Friday 21 September 2012

Categorically Speaking


I’m fat. I’m grey haired. I’m in my forties. I’m English. I’m a Sheffield United fan.

Does any of the above make you automatically like me any less? (I’ll excuse you if it’s the Sheffield United part. Some things can’t be helped) I hope not. In these so-called enlightened days I’d hope that most of us would be able to see past the superficial and make our own judgements (unless we’ve brainwashed by some ‘religion’ into thinking that all people who think differently to us are evil – I still can’t get my head round that one).

Still with me? Good. So you can think for yourself. And you read stuff. I know you do, you’ve made it this far.

But what kind of books do you read? What sections of a bookshop do you automatically walk towards? What if a book has a pink cover bearing a cartoon of a young woman walking a poodle. Or a rocket ship blasting off into space. Or a couple making use of some bondage gear. Would you even take it from the shelf or would you just dismiss it automatically because you already know that kind of thing isn’t for you?

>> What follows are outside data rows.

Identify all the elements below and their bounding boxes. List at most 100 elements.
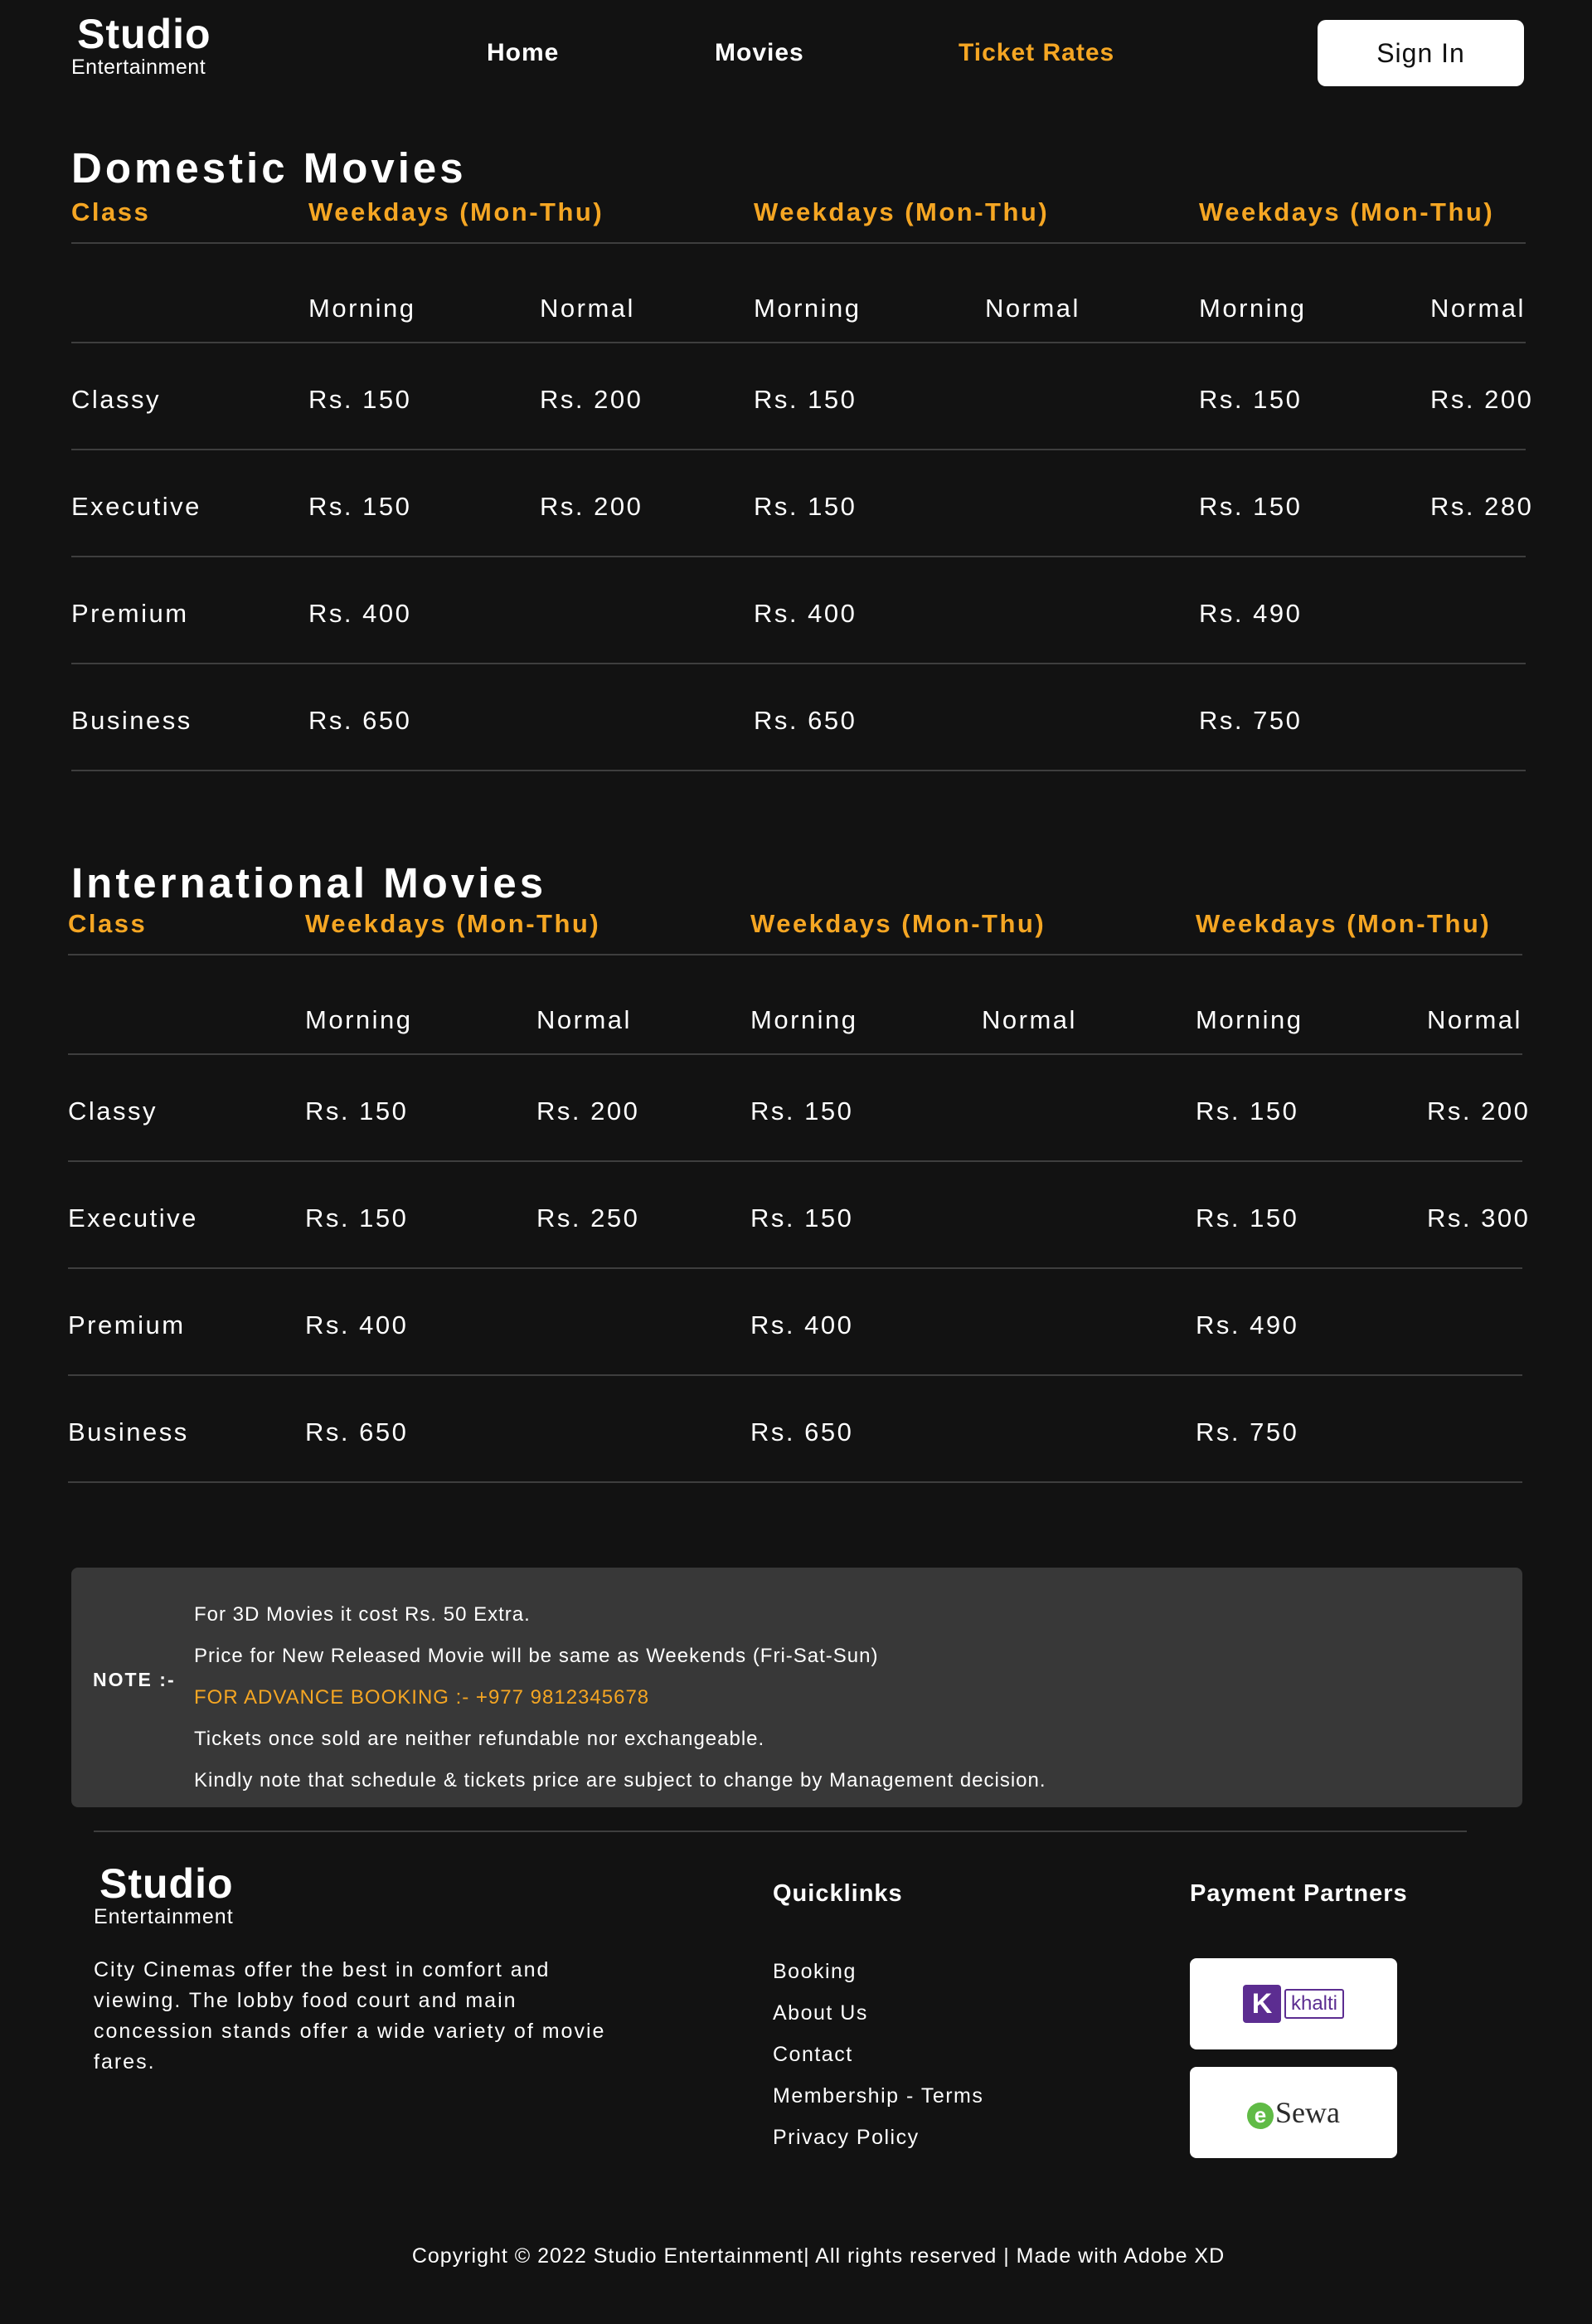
- price-cell: Rs. 150: [1196, 1096, 1299, 1126]
- note-line: Kindly note that schedule & tickets pric…: [194, 1769, 1046, 1792]
- price-cell: Rs. 150: [1199, 492, 1303, 521]
- khalti-partner-card[interactable]: K khalti: [1190, 1958, 1397, 2049]
- class-name: Business: [68, 1417, 189, 1446]
- subheader-morning: Morning: [1196, 1005, 1303, 1034]
- rates-table: Class Weekdays (Mon-Thu) Weekdays (Mon-T…: [71, 197, 1531, 771]
- table-row: Classy Rs. 150 Rs. 200 Rs. 150 Rs. 150 R…: [71, 343, 1531, 450]
- price-cell: Rs. 280: [1430, 492, 1534, 521]
- table-subheader-row: Morning Normal Morning Normal Morning No…: [68, 955, 1522, 1055]
- table-row: Business Rs. 650 Rs. 650 Rs. 750: [68, 1376, 1522, 1483]
- price-cell: Rs. 650: [308, 706, 412, 735]
- table-header-row: Class Weekdays (Mon-Thu) Weekdays (Mon-T…: [71, 197, 1526, 244]
- quicklink-privacy-policy[interactable]: Privacy Policy: [773, 2117, 983, 2158]
- domestic-rates-section: Domestic Movies Class Weekdays (Mon-Thu)…: [71, 139, 1531, 771]
- column-header-class: Class: [71, 197, 151, 226]
- footer-logo[interactable]: Studio Entertainment: [94, 1861, 234, 1928]
- column-header: Weekdays (Mon-Thu): [1196, 909, 1492, 938]
- subheader-morning: Morning: [1199, 294, 1307, 323]
- footer-divider: [94, 1831, 1467, 1832]
- price-cell: Rs. 250: [536, 1203, 640, 1232]
- class-name: Premium: [68, 1310, 186, 1339]
- khalti-mark: K: [1242, 1985, 1281, 2023]
- class-name: Executive: [68, 1203, 198, 1232]
- class-name: Classy: [71, 385, 162, 414]
- subheader-morning: Morning: [308, 294, 416, 323]
- note-line: Price for New Released Movie will be sam…: [194, 1645, 879, 1667]
- nav-home[interactable]: Home: [487, 36, 559, 70]
- subheader-normal: Normal: [1427, 1005, 1522, 1034]
- price-cell: Rs. 400: [308, 599, 412, 628]
- class-name: Classy: [68, 1096, 158, 1126]
- header-logo[interactable]: Studio Entertainment: [71, 12, 211, 78]
- price-cell: Rs. 490: [1196, 1310, 1299, 1339]
- advance-booking-line: FOR ADVANCE BOOKING :- +977 9812345678: [194, 1686, 650, 1709]
- price-cell: Rs. 150: [750, 1203, 854, 1232]
- price-cell: Rs. 650: [305, 1417, 409, 1446]
- note-list: For 3D Movies it cost Rs. 50 Extra. Pric…: [194, 1594, 1046, 1801]
- esewa-mark: e: [1247, 2102, 1274, 2129]
- price-cell: Rs. 150: [308, 385, 412, 414]
- footer-about-text: City Cinemas offer the best in comfort a…: [94, 1958, 606, 2074]
- copyright-text: Copyright © 2022 Studio Entertainment| A…: [411, 2244, 1226, 2268]
- price-cell: Rs. 400: [305, 1310, 409, 1339]
- subheader-morning: Morning: [305, 1005, 413, 1034]
- sign-in-button[interactable]: Sign In: [1318, 20, 1524, 86]
- column-header: Weekdays (Mon-Thu): [750, 909, 1046, 938]
- note-box: NOTE :- For 3D Movies it cost Rs. 50 Ext…: [71, 1568, 1522, 1807]
- table-row: Premium Rs. 400 Rs. 400 Rs. 490: [71, 557, 1526, 664]
- price-cell: Rs. 300: [1427, 1203, 1531, 1232]
- quicklink-contact[interactable]: Contact: [773, 2034, 983, 2075]
- price-cell: Rs. 150: [754, 492, 857, 521]
- price-cell: Rs. 150: [1199, 385, 1303, 414]
- esewa-wordmark: Sewa: [1275, 2096, 1340, 2129]
- price-cell: Rs. 200: [1430, 385, 1534, 414]
- khalti-logo-icon: K khalti: [1242, 1985, 1345, 2023]
- price-cell: Rs. 400: [750, 1310, 854, 1339]
- quicklink-booking[interactable]: Booking: [773, 1951, 983, 1992]
- price-cell: Rs. 150: [1196, 1203, 1299, 1232]
- nav-ticket-rates[interactable]: Ticket Rates: [959, 36, 1114, 70]
- rates-table: Class Weekdays (Mon-Thu) Weekdays (Mon-T…: [68, 909, 1528, 1483]
- subheader-normal: Normal: [985, 294, 1080, 323]
- column-header: Weekdays (Mon-Thu): [754, 197, 1050, 226]
- section-title: International Movies: [71, 859, 547, 907]
- table-subheader-row: Morning Normal Morning Normal Morning No…: [71, 244, 1526, 343]
- price-cell: Rs. 150: [305, 1203, 409, 1232]
- esewa-logo-icon: e Sewa: [1247, 2095, 1340, 2130]
- section-title: Domestic Movies: [71, 144, 467, 192]
- price-cell: Rs. 200: [1427, 1096, 1531, 1126]
- subheader-normal: Normal: [982, 1005, 1077, 1034]
- logo-subtitle: Entertainment: [71, 56, 206, 79]
- class-name: Executive: [71, 492, 201, 521]
- nav-movies[interactable]: Movies: [715, 36, 804, 70]
- note-label: NOTE :-: [93, 1669, 176, 1690]
- table-header-row: Class Weekdays (Mon-Thu) Weekdays (Mon-T…: [68, 909, 1522, 955]
- table-row: Business Rs. 650 Rs. 650 Rs. 750: [71, 664, 1526, 771]
- price-cell: Rs. 650: [750, 1417, 854, 1446]
- payment-partners-heading: Payment Partners: [1190, 1880, 1408, 1907]
- subheader-normal: Normal: [536, 1005, 632, 1034]
- subheader-morning: Morning: [750, 1005, 858, 1034]
- table-row: Executive Rs. 150 Rs. 250 Rs. 150 Rs. 15…: [68, 1162, 1528, 1269]
- esewa-partner-card[interactable]: e Sewa: [1190, 2067, 1397, 2158]
- price-cell: Rs. 150: [750, 1096, 854, 1126]
- subheader-normal: Normal: [540, 294, 635, 323]
- quicklink-about-us[interactable]: About Us: [773, 1992, 983, 2034]
- column-header: Weekdays (Mon-Thu): [1199, 197, 1495, 226]
- footer-logo-subtitle: Entertainment: [94, 1905, 234, 1928]
- note-line: For 3D Movies it cost Rs. 50 Extra.: [194, 1603, 531, 1626]
- price-cell: Rs. 150: [754, 385, 857, 414]
- khalti-wordmark: khalti: [1284, 1989, 1345, 2019]
- quicklinks-list: Booking About Us Contact Membership - Te…: [773, 1951, 983, 2158]
- price-cell: Rs. 150: [308, 492, 412, 521]
- column-header: Weekdays (Mon-Thu): [305, 909, 601, 938]
- price-cell: Rs. 200: [536, 1096, 640, 1126]
- quicklink-membership-terms[interactable]: Membership - Terms: [773, 2075, 983, 2117]
- price-cell: Rs. 750: [1199, 706, 1303, 735]
- column-header: Weekdays (Mon-Thu): [308, 197, 604, 226]
- site-header: Studio Entertainment Home Movies Ticket …: [0, 0, 1592, 106]
- logo-title: Studio: [77, 11, 211, 57]
- price-cell: Rs. 750: [1196, 1417, 1299, 1446]
- column-header-class: Class: [68, 909, 148, 938]
- price-cell: Rs. 150: [305, 1096, 409, 1126]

Book covers are designed to tempt us into thinking ‘I’ve read and enjoyed something that looked similar before, therefore I will probably like this book too’. But it’s all too easy to fall into their idle trap and become complacent. We see certain types of books as being aimed specifically at a particular demographic and sometimes find it difficult to think outside of this box. But why should that be? We’re smart folks aren’t we? We can think for ourselves? Why can’t we enjoy writing that ‘they’ won’t aim at us?

And isn’t automatically dismissing a particular genre of book (and even, by extension, giving books any genre label) a form of discrimination? Enlightened people don’t do discrimination. Suggest that war stories or sci-fi are just for men and love stories are solely the domain for women and you really should be slapped with a sexist label quicker than you can say ‘Caitlin Moran’.

So why do many of us pull our noses up and say ‘Fantasy books? Urgh, no. I can’t be doing with trolls and such’ or ‘crime fiction? It’s all clichés isn’t it?’ even though we’ve never actually read any of the objects of our derision? Apparently we just know we won’t like it so we don’t even try.

I thought I’d left all that behind in my teenage years – ‘I can’t listen to that stuff, it’s Mod music. Look – there’s a kid wearing a parka on the cover, so I definitely won’t like it’. I never understood that kind of argument any more than the one that that haughtily says ‘of course, the finest science fiction is allegorical in nature’. Huh? That’s as idiotic as saying that the erotica works at its best when it has something to say about the socio-economic condition of Eastern Europe since the fall of the Berlin Wall. Where’s the difference between an ignorant person saying ‘I don’t like westerns’ and ‘I don’t like ginger haired people’?

Book readers are supposedly intelligent people so act like one. Don’t take pride in your total rejection of a particular style of writing. That’s prejudice, pure and simple. Have an open mind. Expand your horizons. Read a different kind of book or better still, get out of the mind-set of pigeonholing literature and just think of all books as just, well, books. There are so many authors whose work deserves at least a look.

Graham Green and Günter  Grass. Jasper Fforde or Katie Fforde. HP Lovecraft and MC Beaton. Even the wildly differing political views of Ayn Rand and George Orwell. They’re all classics if you’re prepared to step outside your normal reading habits and give them a go. That’s why reading groups are such a great idea. They force their members out of their comfort zones. Sometimes it works, sometimes it backfires horribly. But at least it exposes the reader to something new, and that’s always a good thing.

It’s International Book week. Go on. Try something new.